Посмотрев на часы, Алан напомнил:

— Мне нужно быть в палате. Иначе та анафемская сестра пошлет за мной поисковую команду. Мне кажется, ты действительно хочешь, чтобы мы навсегда распрощались друг с другом.

— Да, так нужно. Ради... ради всех нас. И особенно ради тебя.

— И почему же ты не советуешь мне найти добропорядочную красивую девушку и забыть тебя? Ведь к этому ты клонишь?

На мгновение у меня перехватило дыхание, затем я проговорила:

— Что ж, такое вполне возможно, Алан.

— На свете нет ничего невозможного, Вики. Хотя для меня расстаться с тобой — это почти что-то невозможное. И, ради Бога, не начинай убеждать меня в том, что время — превосходный лекарь, я не могу этого от тебя слышать.

— А я вовсе и не собиралась тебя ни в чем убеждать.

— Ограничимся рукопожатием, или ты позволишь поцеловать тебя?

— Не лучше ли нам просто сказать друг другу «прощай»?

Душевные силы постепенно покидали меня; как бы угадав мое состояние, Алан привлек меня к себе. Его губы нежно, но бесстрастно коснулись моих губ.

— Прощай, Вики. Не забывай своего обещания. Я хотел бы знать, если что-то произойдет, повернется в ту или иную сторону.

— Непременно сообщу, хотя, думаю, у нас все наладится. И... мне очень жаль, Алан, что... что наши отношения закончились вот так.

Он взял меня под руку, и мы пошли назад к больничному корпусу.

— Пожалуй, будет лучше, — сказал Алан после некоторой паузы, — если ты вернешь мое письмо. И ты можешь сжечь остальные, когда они придут.

— Хорошо, — согласилась я, отдавая ему письмо, которое он, не глядя, сунул в карман военной рубашки.
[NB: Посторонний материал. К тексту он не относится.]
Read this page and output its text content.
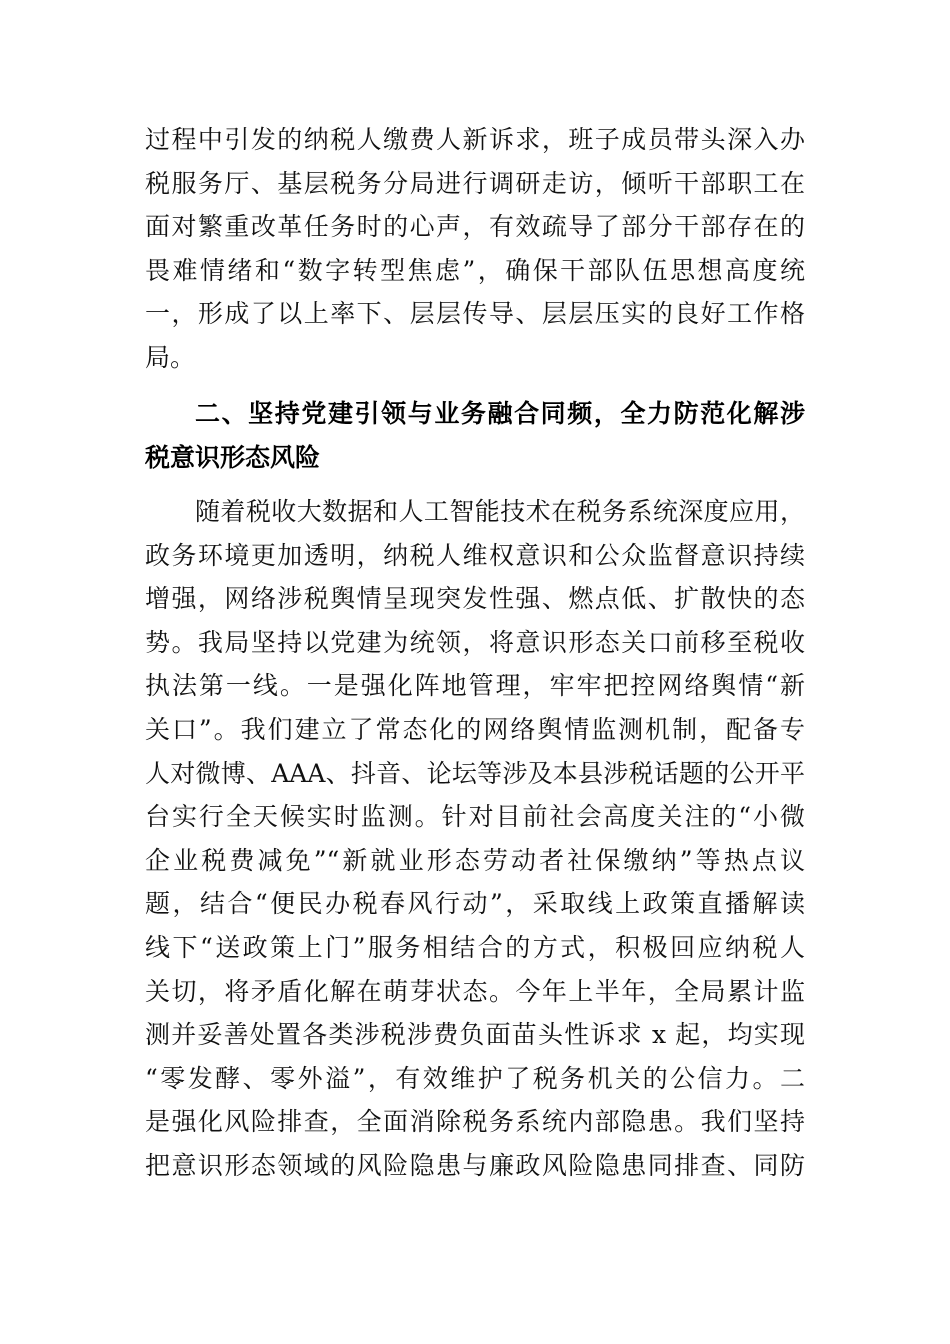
过程中引发的纳税人缴费人新诉求，班子成员带头深入办
税服务厅、基层税务分局进行调研走访，倾听干部职工在
面对繁重改革任务时的心声，有效疏导了部分干部存在的
畏难情绪和“数字转型焦虑”，确保干部队伍思想高度统
一，形成了以上率下、层层传导、层层压实的良好工作格
局。
二、坚持党建引领与业务融合同频，全力防范化解涉
税意识形态风险
随着税收大数据和人工智能技术在税务系统深度应用，
政务环境更加透明，纳税人维权意识和公众监督意识持续
增强，网络涉税舆情呈现突发性强、燃点低、扩散快的态
势。我局坚持以党建为统领，将意识形态关口前移至税收
执法第一线。一是强化阵地管理，牢牢把控网络舆情“新
关口”。我们建立了常态化的网络舆情监测机制，配备专
人对微博、AAA、抖音、论坛等涉及本县涉税话题的公开平
台实行全天候实时监测。针对目前社会高度关注的“小微
企业税费减免”“新就业形态劳动者社保缴纳”等热点议
题，结合“便民办税春风行动”，采取线上政策直播解读
线下“送政策上门”服务相结合的方式，积极回应纳税人
关切，将矛盾化解在萌芽状态。今年上半年，全局累计监
测并妥善处置各类涉税涉费负面苗头性诉求 x 起，均实现
“零发酵、零外溢”，有效维护了税务机关的公信力。二
是强化风险排查，全面消除税务系统内部隐患。我们坚持
把意识形态领域的风险隐患与廉政风险隐患同排查、同防
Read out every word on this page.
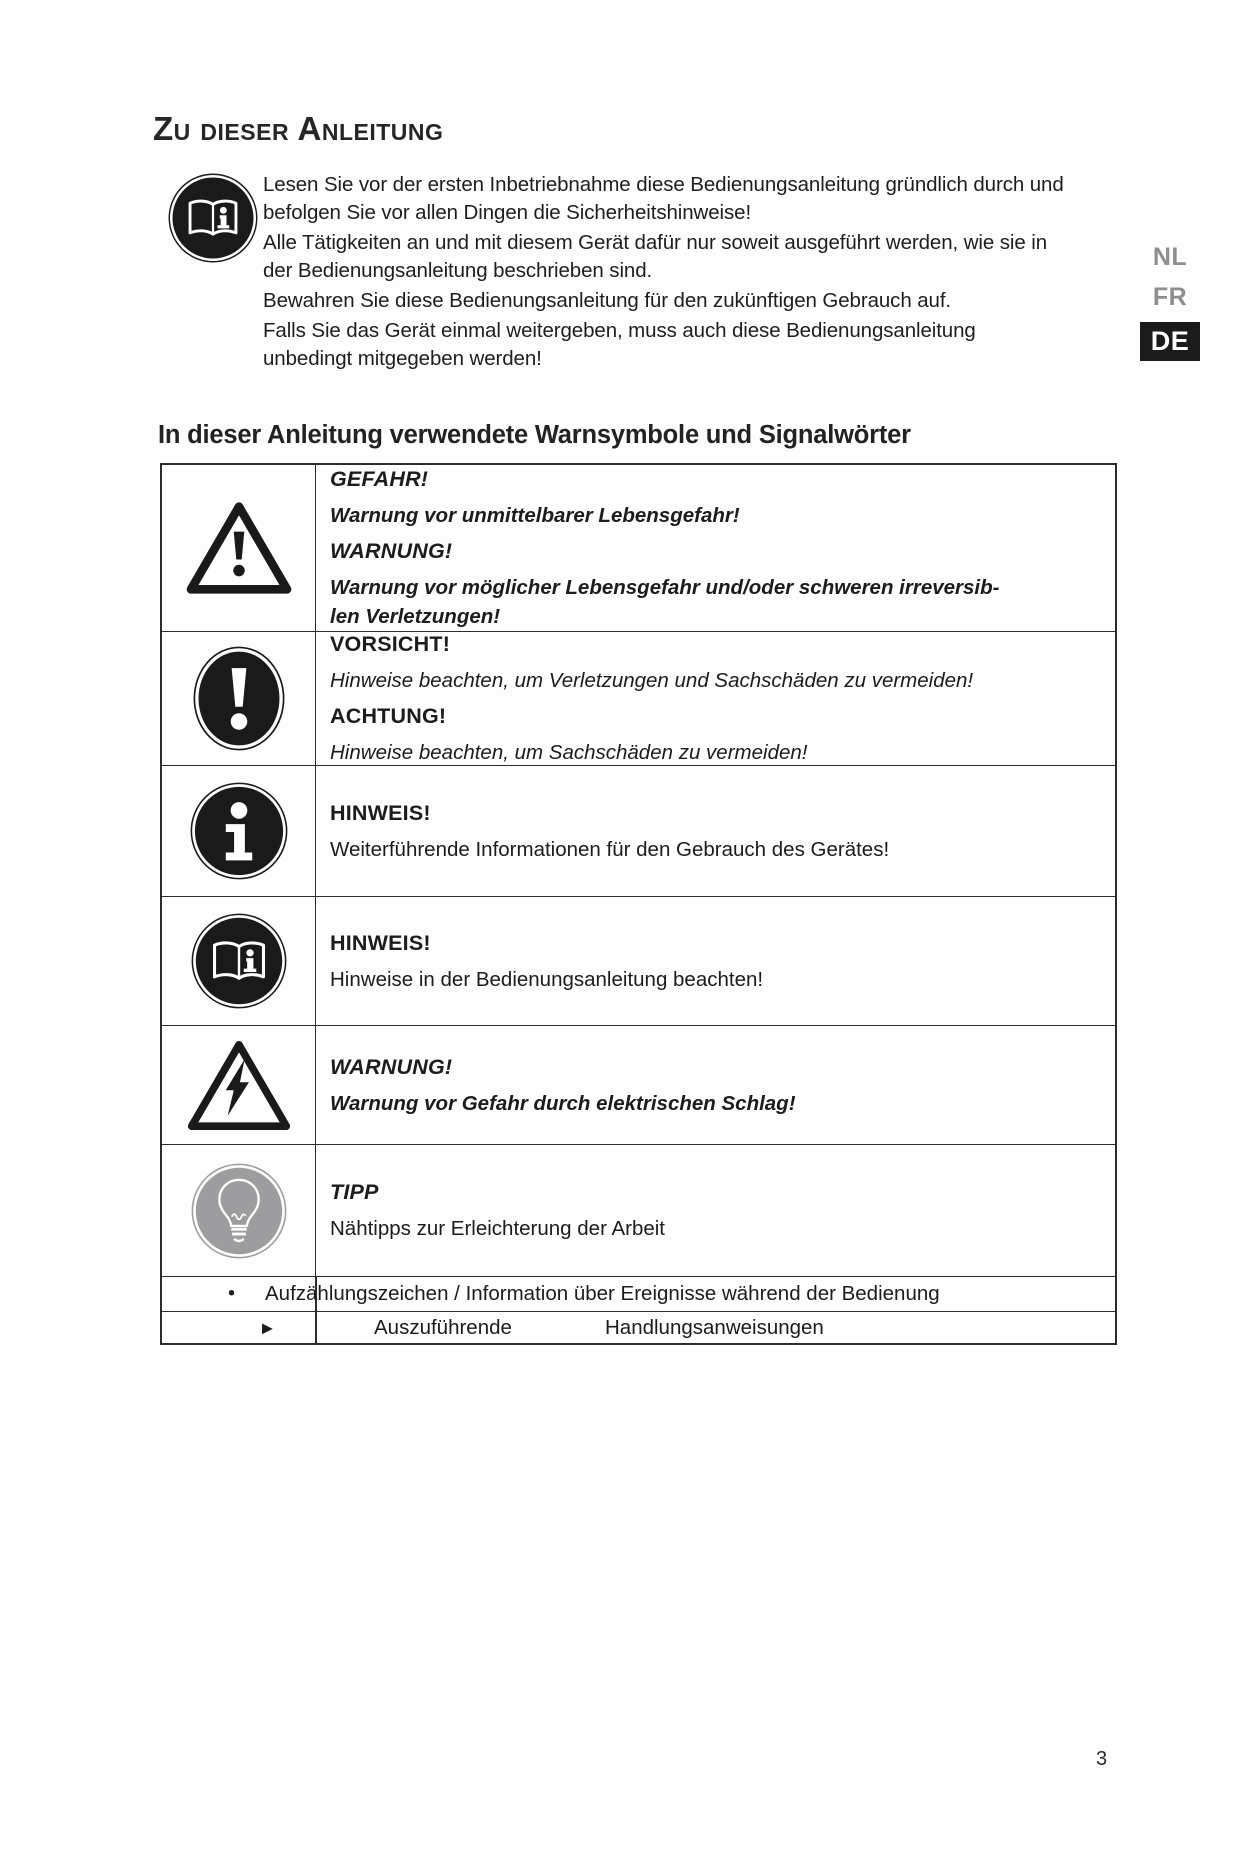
NL
FR
DE
Zu dieser Anleitung

Lesen Sie vor der ersten Inbetriebnahme diese Bedienungsanleitung gründlich durch und befolgen Sie vor allen Dingen die Sicherheitshinweise!

Alle Tätigkeiten an und mit diesem Gerät dafür nur soweit ausgeführt werden, wie sie in der Bedienungsanleitung beschrieben sind.

Bewahren Sie diese Bedienungsanleitung für den zukünftigen Gebrauch auf.

Falls Sie das Gerät einmal weitergeben, muss auch diese Bedienungsanleitung unbedingt mitgegeben werden!

In dieser Anleitung verwendete Warnsymbole und Signalwörter

GEFAHR!

Warnung vor unmittelbarer Lebensgefahr!

WARNUNG!

Warnung vor möglicher Lebensgefahr und/oder schweren irreversib-

len Verletzungen!

VORSICHT!

Hinweise beachten, um Verletzungen und Sachschäden zu vermeiden!

ACHTUNG!

Hinweise beachten, um Sachschäden zu vermeiden!

HINWEIS!

Weiterführende Informationen für den Gebrauch des Gerätes!

HINWEIS!

Hinweise in der Bedienungsanleitung beachten!

WARNUNG!

Warnung vor Gefahr durch elektrischen Schlag!

TIPP

Nähtipps zur Erleichterung der Arbeit

• Aufzählungszeichen / Information über Ereignisse während der Bedienung
▶	Auszuführende	Handlungsanweisungen
3
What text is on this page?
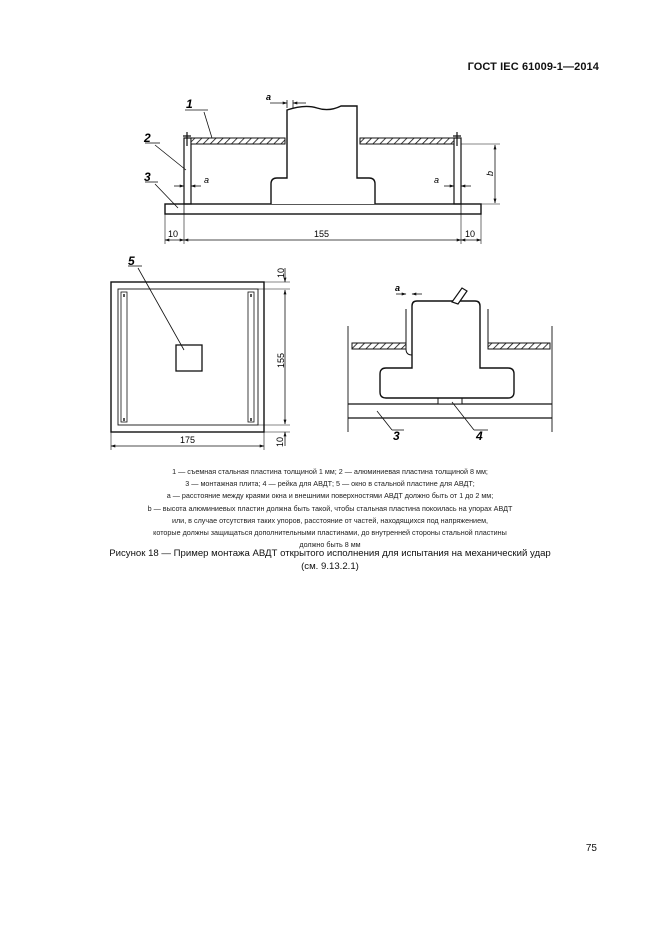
ГОСТ IEC 61009-1—2014
1
2
3
a
a	a
b
10	155	10
5
10
155
10
175
a
3	4

1 — съемная стальная пластина толщиной 1 мм; 2 — алюминиевая пластина толщиной 8 мм;

3 — монтажная плита; 4 — рейка для АВДТ; 5 — окно в стальной пластине для АВДТ;

a — расстояние между краями окна и внешними поверхностями АВДТ должно быть от 1 до 2 мм;

b — высота алюминиевых пластин должна быть такой, чтобы стальная пластина покоилась на упорах АВДТ

или, в случае отсутствия таких упоров, расстояние от частей, находящихся под напряжением,

которые должны защищаться дополнительными пластинами, до внутренней стороны стальной пластины

должно быть 8 мм

Рисунок 18 — Пример монтажа АВДТ открытого исполнения для испытания на механический удар

(см. 9.13.2.1)

75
Мы остановились у входа в больничное здание и повернулись лицом друг к другу.

— Когда ты уезжаешь в Австралию, Вики?

— Ну... как можно скорее, — ответила я уклончиво, в душе умоляя его побыстрее уйти, так как понимала, что долго не выдержу этой пытки.

— Он сейчас в Сиднее? По-моему, в тот вечер ты упоминала именно этот город. Или все-таки в Мельбурне?

— В Сиднее. Он... У нас квартира на Кингс-кросс.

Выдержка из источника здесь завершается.